BURNSVILLE, Minn. — Secretary of State Steve Simon visited a suburban Minneapolis elections office on Wednesday for a public display of tests on voting equipment, part of a continuing effort to persuade voters that they can have confidence in the accuracy and security of elections as the state's primary looms next Tuesday.
Simon answered questions and walked around the lower level of Burnsville's City Hall as more than two dozen people joined election workers around three voting machines to learn how the equipment works.
“The number one threat to our democracy in America is this cloud of disinformation about our elections," Simon said. “So it's up to me and everyone who touches elections to talk about what the facts are and what the system is.”
Former President Donald Trump’s repeated false claims of a stolen 2020 election have taken root with some voters who say they don’t believe Joe Biden is the legitimate president and they no longer trust the country’s election systems. Simon is among elections administrators around the country who have warned that such rhetoric is undermining democracy, and devoted significant time to educating voters on how elections work.
Simon’s office has added material to its website, Minnesota Elections Facts, that works toward that goal as it trumpets the state's regular status as one of the top-voting in the country, with such sections as “Fact and Fiction.” (Sample fact: Every ballot cast in Minnesota is associated with a registered, eligible voter. Sample fiction: Hand-counting ballots is a viable way to conduct an election.)
Simon and Machael Collins — the city clerk and election administrator for Burnsville — ran through a series of legal requirements that they said help ensure the accuracy, reliability and security of voting. Jurisdictions have to conduct public accuracy tests of equipment before every election, for example. The equipment has to be certified at the state and federal level. Election judges from different political parties must be allowed to observe. And voting equipment has to demonstrate it can catch ballot errors.
“There’s so many checks and balances — people just don’t know that they’re there,” Collins said.

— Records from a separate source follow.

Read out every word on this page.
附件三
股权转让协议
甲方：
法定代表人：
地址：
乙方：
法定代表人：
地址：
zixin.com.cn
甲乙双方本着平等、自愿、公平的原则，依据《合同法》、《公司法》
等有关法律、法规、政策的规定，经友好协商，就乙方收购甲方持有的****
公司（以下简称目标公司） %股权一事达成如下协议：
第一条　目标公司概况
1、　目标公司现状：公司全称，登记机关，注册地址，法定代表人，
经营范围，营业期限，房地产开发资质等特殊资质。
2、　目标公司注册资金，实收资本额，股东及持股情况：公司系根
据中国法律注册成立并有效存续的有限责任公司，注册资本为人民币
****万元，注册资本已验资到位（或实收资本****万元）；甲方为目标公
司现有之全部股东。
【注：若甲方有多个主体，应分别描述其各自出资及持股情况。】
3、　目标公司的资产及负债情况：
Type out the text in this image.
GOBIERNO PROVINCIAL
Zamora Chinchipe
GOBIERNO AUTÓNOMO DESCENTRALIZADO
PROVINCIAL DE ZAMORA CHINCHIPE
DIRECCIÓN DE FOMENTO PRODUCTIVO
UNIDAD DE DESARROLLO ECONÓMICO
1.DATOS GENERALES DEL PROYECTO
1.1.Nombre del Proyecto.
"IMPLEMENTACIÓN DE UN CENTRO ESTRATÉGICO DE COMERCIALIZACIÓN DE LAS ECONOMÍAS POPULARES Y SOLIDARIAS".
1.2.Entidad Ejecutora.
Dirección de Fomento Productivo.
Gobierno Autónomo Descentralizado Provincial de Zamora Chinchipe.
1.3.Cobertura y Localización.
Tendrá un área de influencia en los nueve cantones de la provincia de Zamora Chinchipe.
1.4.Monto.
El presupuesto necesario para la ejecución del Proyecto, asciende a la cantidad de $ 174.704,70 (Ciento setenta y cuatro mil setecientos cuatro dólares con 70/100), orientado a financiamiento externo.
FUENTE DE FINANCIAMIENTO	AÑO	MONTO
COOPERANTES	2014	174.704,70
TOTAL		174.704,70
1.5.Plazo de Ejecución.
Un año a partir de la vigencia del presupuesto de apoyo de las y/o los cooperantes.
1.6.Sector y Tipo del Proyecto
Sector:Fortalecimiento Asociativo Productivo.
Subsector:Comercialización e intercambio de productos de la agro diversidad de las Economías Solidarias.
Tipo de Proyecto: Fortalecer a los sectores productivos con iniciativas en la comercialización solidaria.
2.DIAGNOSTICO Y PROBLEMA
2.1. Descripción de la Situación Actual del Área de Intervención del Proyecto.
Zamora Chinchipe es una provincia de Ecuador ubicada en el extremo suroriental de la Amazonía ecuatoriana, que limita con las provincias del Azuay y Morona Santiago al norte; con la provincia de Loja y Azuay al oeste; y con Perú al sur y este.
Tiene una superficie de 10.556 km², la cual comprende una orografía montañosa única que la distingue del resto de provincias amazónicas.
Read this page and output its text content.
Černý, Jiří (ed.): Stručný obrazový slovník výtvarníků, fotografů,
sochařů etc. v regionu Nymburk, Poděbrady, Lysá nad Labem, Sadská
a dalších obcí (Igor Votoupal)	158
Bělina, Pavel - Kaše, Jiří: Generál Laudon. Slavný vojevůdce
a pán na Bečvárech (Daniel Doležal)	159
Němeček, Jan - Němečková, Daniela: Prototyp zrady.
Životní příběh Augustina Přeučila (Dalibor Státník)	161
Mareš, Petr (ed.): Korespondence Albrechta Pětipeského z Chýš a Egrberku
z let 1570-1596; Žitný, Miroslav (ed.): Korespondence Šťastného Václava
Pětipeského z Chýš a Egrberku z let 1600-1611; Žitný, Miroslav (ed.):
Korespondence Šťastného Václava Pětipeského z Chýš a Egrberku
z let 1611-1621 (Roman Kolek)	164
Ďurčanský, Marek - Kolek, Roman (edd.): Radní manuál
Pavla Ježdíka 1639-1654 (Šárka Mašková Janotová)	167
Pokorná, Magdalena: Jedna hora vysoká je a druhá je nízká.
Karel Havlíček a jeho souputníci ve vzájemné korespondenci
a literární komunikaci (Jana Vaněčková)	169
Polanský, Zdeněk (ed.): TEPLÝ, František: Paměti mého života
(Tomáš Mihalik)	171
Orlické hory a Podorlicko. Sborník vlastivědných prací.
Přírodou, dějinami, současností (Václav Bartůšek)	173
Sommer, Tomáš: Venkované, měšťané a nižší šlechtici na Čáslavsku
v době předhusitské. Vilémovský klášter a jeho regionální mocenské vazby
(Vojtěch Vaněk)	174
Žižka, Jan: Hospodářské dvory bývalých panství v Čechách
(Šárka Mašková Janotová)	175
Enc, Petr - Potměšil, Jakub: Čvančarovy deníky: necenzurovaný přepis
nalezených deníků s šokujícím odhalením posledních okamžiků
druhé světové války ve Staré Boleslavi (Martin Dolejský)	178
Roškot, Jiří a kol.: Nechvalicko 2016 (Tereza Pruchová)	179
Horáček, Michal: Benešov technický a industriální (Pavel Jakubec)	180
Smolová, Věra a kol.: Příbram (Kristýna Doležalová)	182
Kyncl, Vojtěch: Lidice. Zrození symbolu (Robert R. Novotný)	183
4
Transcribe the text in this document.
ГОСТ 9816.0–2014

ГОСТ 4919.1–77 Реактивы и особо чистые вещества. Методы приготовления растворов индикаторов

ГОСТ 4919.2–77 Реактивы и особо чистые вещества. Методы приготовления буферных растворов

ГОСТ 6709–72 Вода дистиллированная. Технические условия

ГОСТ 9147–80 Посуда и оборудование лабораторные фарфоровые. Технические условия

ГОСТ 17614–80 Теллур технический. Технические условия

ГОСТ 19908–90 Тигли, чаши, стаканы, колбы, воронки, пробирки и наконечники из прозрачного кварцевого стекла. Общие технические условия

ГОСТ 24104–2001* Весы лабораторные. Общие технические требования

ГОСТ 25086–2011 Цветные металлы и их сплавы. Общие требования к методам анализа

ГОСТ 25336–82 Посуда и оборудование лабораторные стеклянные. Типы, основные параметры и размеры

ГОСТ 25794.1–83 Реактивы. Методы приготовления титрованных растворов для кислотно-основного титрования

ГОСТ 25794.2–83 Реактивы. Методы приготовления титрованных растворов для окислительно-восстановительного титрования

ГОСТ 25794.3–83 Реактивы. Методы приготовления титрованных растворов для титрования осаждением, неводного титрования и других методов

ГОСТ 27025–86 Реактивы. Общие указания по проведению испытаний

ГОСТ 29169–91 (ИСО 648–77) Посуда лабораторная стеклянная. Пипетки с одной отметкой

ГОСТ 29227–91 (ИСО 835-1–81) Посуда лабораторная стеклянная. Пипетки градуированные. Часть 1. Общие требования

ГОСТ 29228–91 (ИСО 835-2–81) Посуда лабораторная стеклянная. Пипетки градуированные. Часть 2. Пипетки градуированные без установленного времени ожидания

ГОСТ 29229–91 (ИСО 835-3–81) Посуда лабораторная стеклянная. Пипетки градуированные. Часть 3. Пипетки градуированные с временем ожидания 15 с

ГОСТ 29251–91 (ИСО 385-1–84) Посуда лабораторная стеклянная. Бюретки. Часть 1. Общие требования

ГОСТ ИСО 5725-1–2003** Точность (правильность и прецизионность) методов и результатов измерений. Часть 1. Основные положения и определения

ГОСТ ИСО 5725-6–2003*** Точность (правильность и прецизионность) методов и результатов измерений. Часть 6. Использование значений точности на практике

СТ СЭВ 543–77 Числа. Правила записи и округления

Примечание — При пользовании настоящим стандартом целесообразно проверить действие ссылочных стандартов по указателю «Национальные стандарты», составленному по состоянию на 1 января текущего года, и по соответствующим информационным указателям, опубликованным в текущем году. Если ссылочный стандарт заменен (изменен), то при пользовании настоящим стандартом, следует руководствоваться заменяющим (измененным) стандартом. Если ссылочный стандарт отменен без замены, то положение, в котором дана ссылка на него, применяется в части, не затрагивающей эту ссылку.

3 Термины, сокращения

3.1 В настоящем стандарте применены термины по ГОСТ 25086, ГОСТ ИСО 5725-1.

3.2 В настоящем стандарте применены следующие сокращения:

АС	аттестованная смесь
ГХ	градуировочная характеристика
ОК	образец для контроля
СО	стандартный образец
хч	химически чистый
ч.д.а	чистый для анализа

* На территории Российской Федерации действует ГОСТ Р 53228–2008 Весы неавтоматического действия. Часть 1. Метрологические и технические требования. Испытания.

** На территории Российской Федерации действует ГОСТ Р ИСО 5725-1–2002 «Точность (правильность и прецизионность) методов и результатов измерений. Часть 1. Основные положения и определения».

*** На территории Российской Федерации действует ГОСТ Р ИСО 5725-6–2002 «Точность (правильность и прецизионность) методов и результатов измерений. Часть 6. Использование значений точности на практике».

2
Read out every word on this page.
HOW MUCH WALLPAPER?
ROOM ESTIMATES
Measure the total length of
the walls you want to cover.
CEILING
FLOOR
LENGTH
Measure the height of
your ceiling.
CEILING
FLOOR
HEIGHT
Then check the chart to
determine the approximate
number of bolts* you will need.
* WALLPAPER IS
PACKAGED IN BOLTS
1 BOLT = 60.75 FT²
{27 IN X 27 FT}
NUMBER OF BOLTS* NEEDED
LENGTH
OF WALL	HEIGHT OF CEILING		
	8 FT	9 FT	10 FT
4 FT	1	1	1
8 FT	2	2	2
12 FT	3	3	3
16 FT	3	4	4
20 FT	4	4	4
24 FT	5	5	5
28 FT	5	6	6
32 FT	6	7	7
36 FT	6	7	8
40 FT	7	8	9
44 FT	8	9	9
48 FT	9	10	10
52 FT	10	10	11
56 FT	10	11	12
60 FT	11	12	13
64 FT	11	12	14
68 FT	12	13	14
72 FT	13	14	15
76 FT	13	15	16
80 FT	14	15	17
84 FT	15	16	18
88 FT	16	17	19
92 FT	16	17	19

Still, a couple attendees raised concerns to Simon and Collins about election integrity.
Heidi Flodin said she received a postcard with voting location information for her father, though he died eight months ago. Flodin said her friend received a similar postcard for her mother, who died twenty months ago.
“Their voter registration is supposed to show ‘Deceased,’ so nobody else can vote in their name. But receiving these postcards tells me that this process didn't happen," said Flodin, who works as a volunteer election judge in the same county but at a different polling location. Simon told Flodin he would look into the issue.
Mark Davis, who said he worked in the information technology industry for nearly 30 years before retiring, asked to see how election administrators would use Verizon 4G cards to transmit results. Collins said the cards had not arrived yet and that showing the transmission is not part of the public accuracy test.
“It's a new way to transmit the results," Collins said in an interview later. "At the end of election night, the county gives me an abstract of every count for every precinct for every candidate, and I can put that against my count that I take off the paper tapes. And if they don’t jive, then we know something’s wrong. But they do jive.”
Collins added that precincts are also randomly selected around the state to be audited after the election, where it is verified that the hand-count in certain races was the same as the ballot count and the transmitter count.
Simon, a Democrat, faces his own re-election battle this election season. His likely opponent is Kim Crockett, a Republican who has questioned the 2020 presidential election results and called to roll back changes that have made it easier to vote in Minnesota.